He said nothing about becoming a prisoner.He just said that Nazis should lose their jobs for openly expressing their views.Hateful views are bad for business. If your employer doesn't like how you represent yourself then that employer can fire you. That's not oppression. It's just that a right to free speech doesn't protect you from the logical consequences of your speech.
itsbaddude wrote:
This is what happens in communists countries such as Cuba. Yes, you can speak freely, but you may wind up a political prisoner.
What you are really advocating is that people conform to your views or else. You throw buzz words like Nazi, KKK, etc to make your point. Very few people are Nazis or belong to the KKK. You might as well throw in the devil. Who can be for the devil?
How about arguing with real arguments like: why people want illegals deported, why people want to restrict immigration from stateless Muslim countries, why people want to build a wall, why people don't want statues torn down.
How would you feel if you were jailed, fired from your job and blacklisted because of your beliefs?
Typical communist.
Well, we, um....well wrote:It depends on what you mean. Sure in a free democratic society people can "freely" express their intolerant point of view.
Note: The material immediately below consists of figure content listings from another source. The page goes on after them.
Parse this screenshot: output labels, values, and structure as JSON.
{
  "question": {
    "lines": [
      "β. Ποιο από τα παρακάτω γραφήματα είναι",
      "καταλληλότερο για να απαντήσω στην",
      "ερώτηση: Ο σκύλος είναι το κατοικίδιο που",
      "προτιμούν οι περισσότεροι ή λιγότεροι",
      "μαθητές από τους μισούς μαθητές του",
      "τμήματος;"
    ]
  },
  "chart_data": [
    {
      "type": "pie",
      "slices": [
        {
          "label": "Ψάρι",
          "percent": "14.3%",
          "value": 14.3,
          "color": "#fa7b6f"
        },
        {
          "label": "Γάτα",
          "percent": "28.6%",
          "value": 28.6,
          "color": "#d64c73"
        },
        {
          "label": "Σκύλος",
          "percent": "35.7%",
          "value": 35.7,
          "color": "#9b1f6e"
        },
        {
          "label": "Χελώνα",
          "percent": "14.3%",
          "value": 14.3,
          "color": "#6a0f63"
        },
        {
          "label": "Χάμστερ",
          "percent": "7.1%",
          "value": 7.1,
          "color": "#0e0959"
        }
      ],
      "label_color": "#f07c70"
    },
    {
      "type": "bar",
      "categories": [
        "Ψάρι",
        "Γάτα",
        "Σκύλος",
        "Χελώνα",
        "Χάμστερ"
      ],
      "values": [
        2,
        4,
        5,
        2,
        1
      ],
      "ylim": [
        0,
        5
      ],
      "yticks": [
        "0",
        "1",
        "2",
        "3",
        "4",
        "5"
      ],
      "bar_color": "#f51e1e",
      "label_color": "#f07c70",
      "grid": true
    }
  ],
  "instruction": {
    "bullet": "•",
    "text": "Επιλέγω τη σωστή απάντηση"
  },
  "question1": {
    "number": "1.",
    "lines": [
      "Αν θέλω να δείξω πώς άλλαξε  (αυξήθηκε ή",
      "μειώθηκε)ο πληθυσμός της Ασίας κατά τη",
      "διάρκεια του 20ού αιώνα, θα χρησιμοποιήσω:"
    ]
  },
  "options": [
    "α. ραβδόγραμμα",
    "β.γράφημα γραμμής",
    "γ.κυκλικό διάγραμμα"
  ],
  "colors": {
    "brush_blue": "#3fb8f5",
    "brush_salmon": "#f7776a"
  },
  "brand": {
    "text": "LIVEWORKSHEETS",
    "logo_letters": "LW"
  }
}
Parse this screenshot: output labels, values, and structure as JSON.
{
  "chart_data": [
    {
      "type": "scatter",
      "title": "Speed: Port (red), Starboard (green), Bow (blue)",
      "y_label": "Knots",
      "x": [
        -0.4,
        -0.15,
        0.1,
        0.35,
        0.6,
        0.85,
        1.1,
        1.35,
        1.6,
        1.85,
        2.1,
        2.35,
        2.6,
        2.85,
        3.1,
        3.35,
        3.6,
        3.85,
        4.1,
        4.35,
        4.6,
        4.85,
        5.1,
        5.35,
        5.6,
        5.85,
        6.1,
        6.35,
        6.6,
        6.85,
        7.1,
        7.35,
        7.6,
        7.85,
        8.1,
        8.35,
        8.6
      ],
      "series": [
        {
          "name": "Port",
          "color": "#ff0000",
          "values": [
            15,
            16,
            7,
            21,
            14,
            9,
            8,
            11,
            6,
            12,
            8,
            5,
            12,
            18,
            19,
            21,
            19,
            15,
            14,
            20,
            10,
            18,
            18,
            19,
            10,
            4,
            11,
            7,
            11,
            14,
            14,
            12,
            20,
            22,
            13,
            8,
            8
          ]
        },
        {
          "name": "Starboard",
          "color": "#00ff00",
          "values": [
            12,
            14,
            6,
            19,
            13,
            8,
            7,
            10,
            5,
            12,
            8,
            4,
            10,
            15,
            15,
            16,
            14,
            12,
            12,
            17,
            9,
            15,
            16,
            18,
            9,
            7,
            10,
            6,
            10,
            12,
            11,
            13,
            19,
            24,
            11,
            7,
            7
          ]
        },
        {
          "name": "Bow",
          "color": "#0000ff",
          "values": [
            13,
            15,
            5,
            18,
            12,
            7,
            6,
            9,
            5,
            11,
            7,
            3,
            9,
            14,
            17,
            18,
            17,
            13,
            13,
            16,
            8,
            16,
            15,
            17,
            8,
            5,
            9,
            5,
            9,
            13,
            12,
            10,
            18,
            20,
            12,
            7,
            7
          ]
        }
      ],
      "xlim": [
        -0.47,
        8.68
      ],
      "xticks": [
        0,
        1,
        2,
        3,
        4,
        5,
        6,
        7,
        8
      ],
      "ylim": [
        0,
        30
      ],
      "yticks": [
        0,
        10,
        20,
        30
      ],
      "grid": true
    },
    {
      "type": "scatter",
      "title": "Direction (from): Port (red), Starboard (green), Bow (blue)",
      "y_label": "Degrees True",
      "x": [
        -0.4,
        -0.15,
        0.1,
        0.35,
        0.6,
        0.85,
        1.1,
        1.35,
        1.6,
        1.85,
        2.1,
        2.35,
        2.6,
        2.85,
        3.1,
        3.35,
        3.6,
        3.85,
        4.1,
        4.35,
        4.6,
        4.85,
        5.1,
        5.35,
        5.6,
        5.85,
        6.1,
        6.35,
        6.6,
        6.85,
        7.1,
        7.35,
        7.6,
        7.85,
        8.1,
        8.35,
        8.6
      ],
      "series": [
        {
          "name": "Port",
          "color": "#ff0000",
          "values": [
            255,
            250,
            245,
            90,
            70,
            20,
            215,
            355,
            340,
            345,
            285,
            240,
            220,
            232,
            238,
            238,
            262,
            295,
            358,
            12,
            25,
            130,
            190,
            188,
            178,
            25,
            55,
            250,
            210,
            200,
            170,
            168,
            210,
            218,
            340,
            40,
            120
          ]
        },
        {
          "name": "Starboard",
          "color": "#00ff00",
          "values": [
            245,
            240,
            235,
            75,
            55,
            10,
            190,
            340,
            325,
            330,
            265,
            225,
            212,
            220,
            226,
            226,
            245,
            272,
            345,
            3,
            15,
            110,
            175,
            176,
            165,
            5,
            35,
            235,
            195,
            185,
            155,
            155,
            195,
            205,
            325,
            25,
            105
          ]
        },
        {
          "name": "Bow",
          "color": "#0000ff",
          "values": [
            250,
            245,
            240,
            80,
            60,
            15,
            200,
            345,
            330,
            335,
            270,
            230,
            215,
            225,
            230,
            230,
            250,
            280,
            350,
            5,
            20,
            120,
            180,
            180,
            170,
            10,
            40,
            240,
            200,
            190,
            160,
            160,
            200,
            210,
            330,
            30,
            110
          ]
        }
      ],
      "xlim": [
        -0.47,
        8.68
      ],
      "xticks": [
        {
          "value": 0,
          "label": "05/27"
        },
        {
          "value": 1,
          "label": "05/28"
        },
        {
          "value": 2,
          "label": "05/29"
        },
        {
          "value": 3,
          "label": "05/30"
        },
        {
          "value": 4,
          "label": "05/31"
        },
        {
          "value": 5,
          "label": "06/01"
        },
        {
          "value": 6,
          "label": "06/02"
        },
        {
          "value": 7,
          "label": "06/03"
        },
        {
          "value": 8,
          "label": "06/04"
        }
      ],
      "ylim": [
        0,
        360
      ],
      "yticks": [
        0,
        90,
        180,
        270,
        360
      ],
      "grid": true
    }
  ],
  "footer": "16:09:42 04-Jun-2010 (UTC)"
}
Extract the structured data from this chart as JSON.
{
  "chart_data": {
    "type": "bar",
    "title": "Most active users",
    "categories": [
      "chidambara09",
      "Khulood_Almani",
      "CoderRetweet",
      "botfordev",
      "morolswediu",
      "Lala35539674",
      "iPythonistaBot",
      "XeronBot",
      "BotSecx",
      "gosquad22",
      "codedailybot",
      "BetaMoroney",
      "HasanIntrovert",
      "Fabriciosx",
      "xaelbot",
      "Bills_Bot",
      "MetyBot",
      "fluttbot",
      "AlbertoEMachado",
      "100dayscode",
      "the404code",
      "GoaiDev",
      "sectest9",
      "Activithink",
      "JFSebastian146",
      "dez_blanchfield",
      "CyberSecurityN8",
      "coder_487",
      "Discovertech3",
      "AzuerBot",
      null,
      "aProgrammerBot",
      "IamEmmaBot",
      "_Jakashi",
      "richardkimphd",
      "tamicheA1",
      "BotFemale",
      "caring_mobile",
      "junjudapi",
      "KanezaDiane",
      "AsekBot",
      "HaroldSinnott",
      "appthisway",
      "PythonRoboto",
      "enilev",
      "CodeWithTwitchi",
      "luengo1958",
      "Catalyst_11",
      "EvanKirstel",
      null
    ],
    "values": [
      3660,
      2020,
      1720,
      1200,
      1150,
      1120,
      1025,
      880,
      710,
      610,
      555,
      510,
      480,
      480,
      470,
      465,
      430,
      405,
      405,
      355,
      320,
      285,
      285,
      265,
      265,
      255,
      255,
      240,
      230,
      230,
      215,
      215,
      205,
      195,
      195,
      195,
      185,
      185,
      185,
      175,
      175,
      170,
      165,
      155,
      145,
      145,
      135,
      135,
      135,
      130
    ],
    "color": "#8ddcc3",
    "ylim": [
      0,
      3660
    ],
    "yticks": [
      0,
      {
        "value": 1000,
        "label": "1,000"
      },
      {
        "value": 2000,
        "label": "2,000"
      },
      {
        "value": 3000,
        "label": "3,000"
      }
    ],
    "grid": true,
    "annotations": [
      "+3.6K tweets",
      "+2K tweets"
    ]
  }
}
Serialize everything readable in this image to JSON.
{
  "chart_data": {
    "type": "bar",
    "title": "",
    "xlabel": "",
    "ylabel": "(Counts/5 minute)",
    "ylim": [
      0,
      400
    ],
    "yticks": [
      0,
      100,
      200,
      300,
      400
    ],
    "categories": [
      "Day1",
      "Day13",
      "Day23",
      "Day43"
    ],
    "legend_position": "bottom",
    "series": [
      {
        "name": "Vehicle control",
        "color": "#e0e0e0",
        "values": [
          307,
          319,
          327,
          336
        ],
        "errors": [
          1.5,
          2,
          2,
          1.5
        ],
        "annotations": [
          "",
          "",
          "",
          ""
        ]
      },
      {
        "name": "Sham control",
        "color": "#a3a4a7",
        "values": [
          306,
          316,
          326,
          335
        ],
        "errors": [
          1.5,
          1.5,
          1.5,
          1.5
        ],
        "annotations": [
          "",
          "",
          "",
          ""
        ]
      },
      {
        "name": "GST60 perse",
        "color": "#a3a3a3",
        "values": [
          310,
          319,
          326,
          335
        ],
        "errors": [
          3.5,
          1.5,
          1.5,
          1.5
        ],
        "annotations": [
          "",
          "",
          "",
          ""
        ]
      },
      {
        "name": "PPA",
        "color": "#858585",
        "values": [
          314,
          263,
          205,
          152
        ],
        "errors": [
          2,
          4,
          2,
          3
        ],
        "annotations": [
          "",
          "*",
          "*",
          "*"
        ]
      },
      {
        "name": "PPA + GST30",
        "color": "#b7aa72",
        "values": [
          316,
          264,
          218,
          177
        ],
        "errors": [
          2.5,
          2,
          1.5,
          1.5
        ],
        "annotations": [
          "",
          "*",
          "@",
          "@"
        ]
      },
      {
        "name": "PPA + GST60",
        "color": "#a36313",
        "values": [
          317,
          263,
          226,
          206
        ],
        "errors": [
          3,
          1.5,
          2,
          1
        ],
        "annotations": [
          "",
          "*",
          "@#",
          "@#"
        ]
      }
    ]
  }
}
But, there are and should be consequences for that expression from society at large. I am not advocating the government hand out consequences for such behavior but if intolerant people lose their job / are alienated from society at large I think that's appropriate. Violence is not okay but civil resistance to such views including unpleasant consequences is the bedrock of a modern western society.
Intolerant people are not victims. They are not oppressed. They hold views that antithetical to modern western society. Examples of intolerant groups that should be called out and resisted includes the KKK, now-Nazis, white nationalists, AND all extreme religious groups (yes, I do mean Muslims in addition to Christian and Jewish extremists).